Il Giacinto d’acqua è una pianta estremamente affascinante: presenta foglie lucide e spesse, con steli spugnosi che ne permettono il galleggiamento. I fiori, poi, sono bellissimi perché sembrano dipinti, con sfumature di colore uniche, che vanno dal viola al bluette, fino a un giallo intenso nei petali superiori.
Proprio i fiori l’hanno reso irresistibile, favorendone la diffusione in giro per il mondo. Ma chi lo ha apprezzato così tanto da portarlo con sé dal bacino del Rio delle Amazzoni fino al proprio paese non sapeva di avere a che fare con una bellezza molto pericolosa.
Il Giacinto d’acqua possiede infatti un dubbio primato: fa parte delle 100 peggiori specie invasive esistenti (secondo la classifica stilata dall’Invasive Species Specialist Group) ed è considerato la specie acquatica più infestante al mondo.
La pianta in sé è di modeste dimensioni, ma possiede uno strumento di moltiplicazione potentissimo: è in grado di riprodursi per stoloni, creando cloni geneticamente identici alla pianta madre a un ritmo di crescita impressionante che va dai due ai cinque metri al giorno.
Riesce così a colonizzare interi corsi d’acqua in pochissimo tempo. Inoltre, mentre nel paese d’origine è in parte contrastata dai suoi predatori naturali, nel resto del mondo prospera in assoluta libertà e questo accresce considerevolmente il suo grado di pericolosità.
Il viaggio del Giacinto d’acqua
Il Giacinto d’acqua sbarcò per la prima volta nei giardini botanici e privati d’Europa nella seconda metà dell’Ottocento, per le sue qualità decorative. Da qui, attraverso gli scambi tra botanici e collezionisti, è andato alla conquista del resto del mondo.
In Asia, arrivò verso la fine dell’Ottocento nel giardino botanico di Giava, da cui pare abbia raggiunto il fiume a seguito di un alluvione, senza più fermarsi.
In Africa, ha ormai conquistato importanti fiumi come il Nilo e il Congo, nonché i grandi laghi Victoria e Tanganica.
Negli Stati Uniti
La storia di come ha raggiunto gli Stati Uniti e di quello che provarono a fare per contrastarlo è particolarmente curiosa e merita un approfondimento.

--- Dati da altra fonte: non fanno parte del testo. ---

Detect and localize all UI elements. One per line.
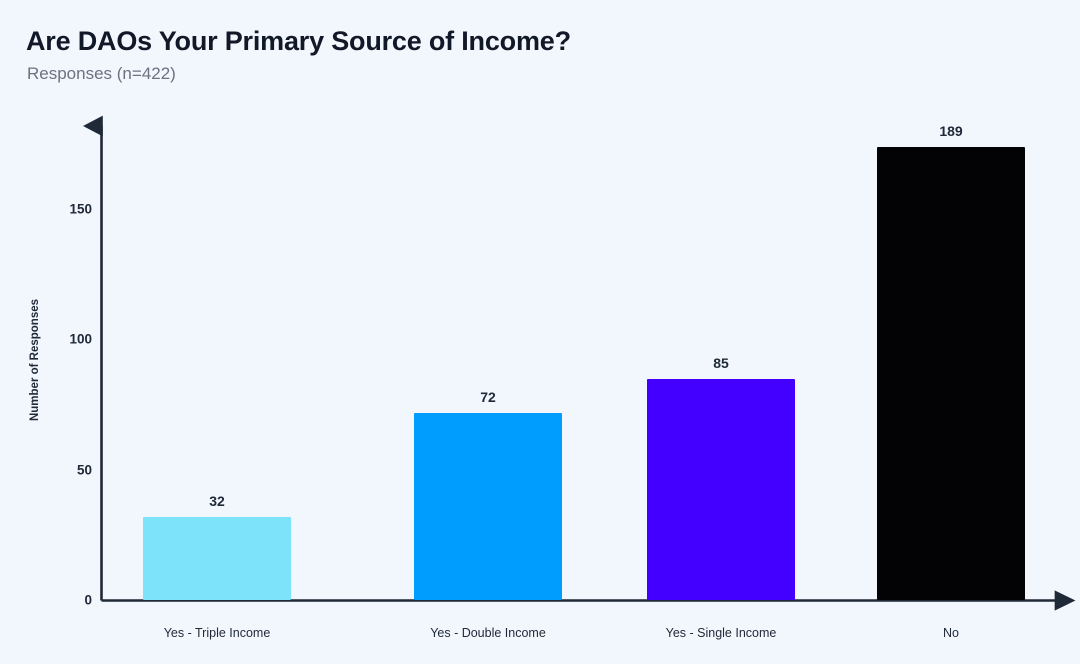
chart-page: Are DAOs Your Primary Source of Income? … (0, 0, 1080, 664)
bar-triple-income[interactable] (143, 517, 291, 600)
bar-value-triple-income: 32 (143, 493, 291, 509)
bars-layer: 32 Yes - Triple Income 72 Yes - Double I… (0, 0, 1080, 664)
bar-group-no[interactable]: 189 No (877, 100, 1025, 600)
bar-single-income[interactable] (647, 379, 795, 600)
bar-group-triple-income[interactable]: 32 Yes - Triple Income (143, 100, 291, 600)
bar-value-no: 189 (877, 123, 1025, 139)
bar-group-single-income[interactable]: 85 Yes - Single Income (647, 100, 795, 600)
plot-area: Number of Responses 0 50 100 150 32 Yes … (0, 0, 1080, 664)
bar-value-double-income: 72 (414, 389, 562, 405)
bar-no[interactable] (877, 147, 1025, 600)
x-label-no: No (851, 626, 1051, 640)
bar-double-income[interactable] (414, 413, 562, 600)
x-label-double-income: Yes - Double Income (388, 626, 588, 640)
x-label-triple-income: Yes - Triple Income (117, 626, 317, 640)
bar-group-double-income[interactable]: 72 Yes - Double Income (414, 100, 562, 600)
bar-value-single-income: 85 (647, 355, 795, 371)
x-label-single-income: Yes - Single Income (621, 626, 821, 640)
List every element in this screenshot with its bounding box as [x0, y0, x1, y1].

Tutto è iniziato nel 1884, nell’ambito della World’s Fair di New Orleans, quando un gruppo di visitatori del Giappone omaggiò gli organizzatori dell’evento con alcuni esemplari di Giacinto d’acqua.
La bellezza del fiore colpì nel segno, al punto che si decise di dividere gli esemplari tra i giardini botanici e privati dello Stato così da permettere a tutti di godere di tale meraviglia.
Le conseguenze non tardarono ad arrivare: in pochissimo tempo il Giacinto conquistò molti stati del Sud degli Stati Uniti. E continuò la sua espansione a un ritmo talmente impressionante da renderlo un grave problema.
Le sue foglie tappezzavano i fiumi e formavano uno schermo che impediva alla luce di raggiungere le alghe e i pesci, mettendone a rischio la sopravvivenza. Anche la navigazione era in pericolo: in alcuni tratti, la coltre era così spessa ed estesa da impedire alle navi di passare.
Bisognava fare qualcosa! Ogni tentativo di eradicazione si scontrava però con la straordinaria resistenza del Giacinto d’acqua.
Arrivò così una proposta che ha dell’incredibile: portare gli ippopotami in America e allevarli nei corsi d’acqua per mangiare il Giacinto d’acqua contrastandone l’espansione. Per quanto assurdo possa sembrare ai nostri occhi, questa possibilità venne seriamente presa in considerazione e, addirittura, non passò al Congresso per un solo voto.
Nuove strategie
Nel tempo, di fronte alla resilienza di questa pianta, l’uomo ha optato per un radicale cambio di strategia: piuttosto che combatterla (inutilmente), oggi si cerca di sfruttarla.
Esistono svariati utilizzi.
In Asia, ad esempio, si essiccano le radici del Giacinto d’acqua per ottenere una materia prima con cui costruire mobili. Viene inoltre impiegato con successo come mangime per animali. Infine, è di estrema utilità come strumento di depurazione delle acque, dal momento che è in grado di assorbire tossine e materiali inquinanti.
In Africa, e in particolare nello stato del Benin, del Giacinto d’acqua si utilizza ogni parte: dalle radici si ricava un fertilizzante, dai fusti si produce carta e, infine, dalle foglie si ottiene un carbone nero utile per la realizzazione di inchiostri e vernici.